Kasper hob die Bedeutung der Gemeinsamen Erklärung zur Rechtfertigungslehre hervor, die Katholiken und Lutheraner 1999 unterzeichneten. Das Konsensdokument habe es möglich gemacht, dass die Kirchen das Gedenken an 500 Jahre Reformation nun als "Christusfest" gemeinsam feiern könnten. Er räumte ein, dass es weiterhin unterschiedliche Positionen etwa zu den Sakramenten, zum Kirchenverständnis und zur Stellung des Papstes gebe. Aber auch dazu lägen bereits Dialogdokumente vor und sei eine weitere "Aufarbeitung" im Gange.
Käßmann hofft auf Abendmahlsgemeinschaft bis 2030
Der Kardinal betonte die Rolle von Papst Franziskus in der Ökumene. Es sei auch ihm zu verdanken, dass es in den Pfingstkirchen "wachsendes Interesse" an der Ökumene gebe. Er nannte auch das Papstschreiben "Amoris laetitia" von 2016, in dem Franziskus die Gewissensfreiheit hervorgehoben habe. Dies könne zu einem "ökumenischen Brückenbau" beitragen. Kasper bemängelte jedoch wachsende Unterschiede der Kirchen in ethischen Fragen wie der Bewertung von Abtreibung, Euthanasie sowie Ehe und Familie.

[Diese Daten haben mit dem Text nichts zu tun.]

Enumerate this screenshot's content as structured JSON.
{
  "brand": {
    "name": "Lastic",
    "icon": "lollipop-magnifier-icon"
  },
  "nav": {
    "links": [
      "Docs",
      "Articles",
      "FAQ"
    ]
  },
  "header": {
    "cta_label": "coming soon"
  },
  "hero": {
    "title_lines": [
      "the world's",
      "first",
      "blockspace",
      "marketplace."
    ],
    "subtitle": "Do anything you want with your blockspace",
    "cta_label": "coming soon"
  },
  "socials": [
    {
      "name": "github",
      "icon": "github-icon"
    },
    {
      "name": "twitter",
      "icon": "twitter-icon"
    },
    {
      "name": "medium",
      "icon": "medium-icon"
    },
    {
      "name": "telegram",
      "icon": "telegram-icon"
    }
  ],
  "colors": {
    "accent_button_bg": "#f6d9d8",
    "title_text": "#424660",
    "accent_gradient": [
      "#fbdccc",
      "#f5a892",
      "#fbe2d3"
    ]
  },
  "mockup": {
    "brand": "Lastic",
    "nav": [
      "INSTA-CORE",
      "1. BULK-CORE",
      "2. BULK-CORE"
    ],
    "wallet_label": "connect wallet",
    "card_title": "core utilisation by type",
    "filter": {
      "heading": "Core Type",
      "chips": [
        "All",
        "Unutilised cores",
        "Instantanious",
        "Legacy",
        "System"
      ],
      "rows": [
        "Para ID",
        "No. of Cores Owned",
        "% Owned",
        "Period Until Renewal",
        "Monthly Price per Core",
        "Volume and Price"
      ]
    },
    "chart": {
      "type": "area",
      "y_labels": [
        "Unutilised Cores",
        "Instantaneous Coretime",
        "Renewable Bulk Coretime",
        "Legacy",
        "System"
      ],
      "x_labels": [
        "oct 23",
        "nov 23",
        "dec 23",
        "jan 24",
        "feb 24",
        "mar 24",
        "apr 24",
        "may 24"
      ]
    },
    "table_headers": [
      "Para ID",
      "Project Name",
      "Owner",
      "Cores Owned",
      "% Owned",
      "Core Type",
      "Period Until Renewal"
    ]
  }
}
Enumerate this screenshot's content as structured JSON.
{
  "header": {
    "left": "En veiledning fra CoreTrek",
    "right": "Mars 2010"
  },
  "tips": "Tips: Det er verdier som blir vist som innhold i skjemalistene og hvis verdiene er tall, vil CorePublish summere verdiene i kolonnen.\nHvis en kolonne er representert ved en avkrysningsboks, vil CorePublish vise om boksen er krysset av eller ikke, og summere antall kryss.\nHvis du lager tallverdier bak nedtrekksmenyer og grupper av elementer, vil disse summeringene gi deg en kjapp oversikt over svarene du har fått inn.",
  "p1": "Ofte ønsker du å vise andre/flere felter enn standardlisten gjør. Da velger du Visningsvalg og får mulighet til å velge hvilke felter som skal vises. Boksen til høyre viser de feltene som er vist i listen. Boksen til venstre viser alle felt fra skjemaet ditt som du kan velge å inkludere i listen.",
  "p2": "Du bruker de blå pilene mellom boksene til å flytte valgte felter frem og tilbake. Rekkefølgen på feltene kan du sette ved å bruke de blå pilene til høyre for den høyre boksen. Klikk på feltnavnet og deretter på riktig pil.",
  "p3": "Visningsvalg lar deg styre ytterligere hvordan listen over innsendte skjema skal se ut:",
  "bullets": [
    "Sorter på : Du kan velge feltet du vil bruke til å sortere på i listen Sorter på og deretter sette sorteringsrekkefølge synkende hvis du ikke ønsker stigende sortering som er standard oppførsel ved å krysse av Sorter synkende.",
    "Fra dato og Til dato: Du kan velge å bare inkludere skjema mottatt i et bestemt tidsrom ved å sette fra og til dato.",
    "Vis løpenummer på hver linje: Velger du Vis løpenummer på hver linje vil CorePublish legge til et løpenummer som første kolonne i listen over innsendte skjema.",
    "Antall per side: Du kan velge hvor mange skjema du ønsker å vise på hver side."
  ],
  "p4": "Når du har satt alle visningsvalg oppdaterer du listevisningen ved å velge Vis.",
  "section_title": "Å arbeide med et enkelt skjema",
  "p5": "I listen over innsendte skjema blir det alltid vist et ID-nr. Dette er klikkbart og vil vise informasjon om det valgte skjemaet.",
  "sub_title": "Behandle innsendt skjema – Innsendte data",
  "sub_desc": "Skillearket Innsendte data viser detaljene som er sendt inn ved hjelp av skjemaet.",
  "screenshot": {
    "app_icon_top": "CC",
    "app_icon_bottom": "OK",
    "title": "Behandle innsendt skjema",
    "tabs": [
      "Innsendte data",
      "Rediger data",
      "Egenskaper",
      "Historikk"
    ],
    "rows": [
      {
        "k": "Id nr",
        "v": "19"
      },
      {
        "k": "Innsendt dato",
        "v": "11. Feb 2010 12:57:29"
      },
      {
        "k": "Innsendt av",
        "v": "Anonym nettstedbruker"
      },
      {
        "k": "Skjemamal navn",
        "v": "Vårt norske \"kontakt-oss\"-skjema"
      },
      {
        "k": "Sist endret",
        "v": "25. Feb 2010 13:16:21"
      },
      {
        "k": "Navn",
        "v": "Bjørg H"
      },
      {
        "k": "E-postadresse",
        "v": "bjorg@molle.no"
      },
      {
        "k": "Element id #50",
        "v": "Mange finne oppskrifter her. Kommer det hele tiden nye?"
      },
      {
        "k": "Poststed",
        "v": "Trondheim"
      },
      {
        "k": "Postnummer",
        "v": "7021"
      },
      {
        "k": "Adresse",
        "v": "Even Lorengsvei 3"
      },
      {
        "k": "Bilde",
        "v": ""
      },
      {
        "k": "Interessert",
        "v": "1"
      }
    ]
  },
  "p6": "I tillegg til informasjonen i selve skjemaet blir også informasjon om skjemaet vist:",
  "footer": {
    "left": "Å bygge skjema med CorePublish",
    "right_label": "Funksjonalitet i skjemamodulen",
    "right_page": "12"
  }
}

Bei einem Podium zum Vortrag äußerte die Botschafterin der Evangelischen Kirche in Deutschland für das Reformationsjubiläum, Margot Käßmann, die Hoffnung, dass die Abendmahlsgemeinschaft von Katholiken und Protestanten bis 2030 möglich sei. Dann ist das 500-Jahr-Jubiläum der "Confessio Augustana", einer grundlegenden Bekenntnisschrift evangelischer Kirchen.
Der Berliner evangelische Kirchenhistoriker Christoph Markschies betonte, in der Ökumene könnten auch "Zwischenlösungen" ein Ansporn sein, nach weiterer Einheit zu suchen. Der katholische Bibelwissenschaftler Thomas Söding sagte, die sich theologisch nahe stehenden Lutheraner und Katholiken könnten dabei eine "Pionierfunktion" für die anderen Konfessionen haben. (luk/KNA)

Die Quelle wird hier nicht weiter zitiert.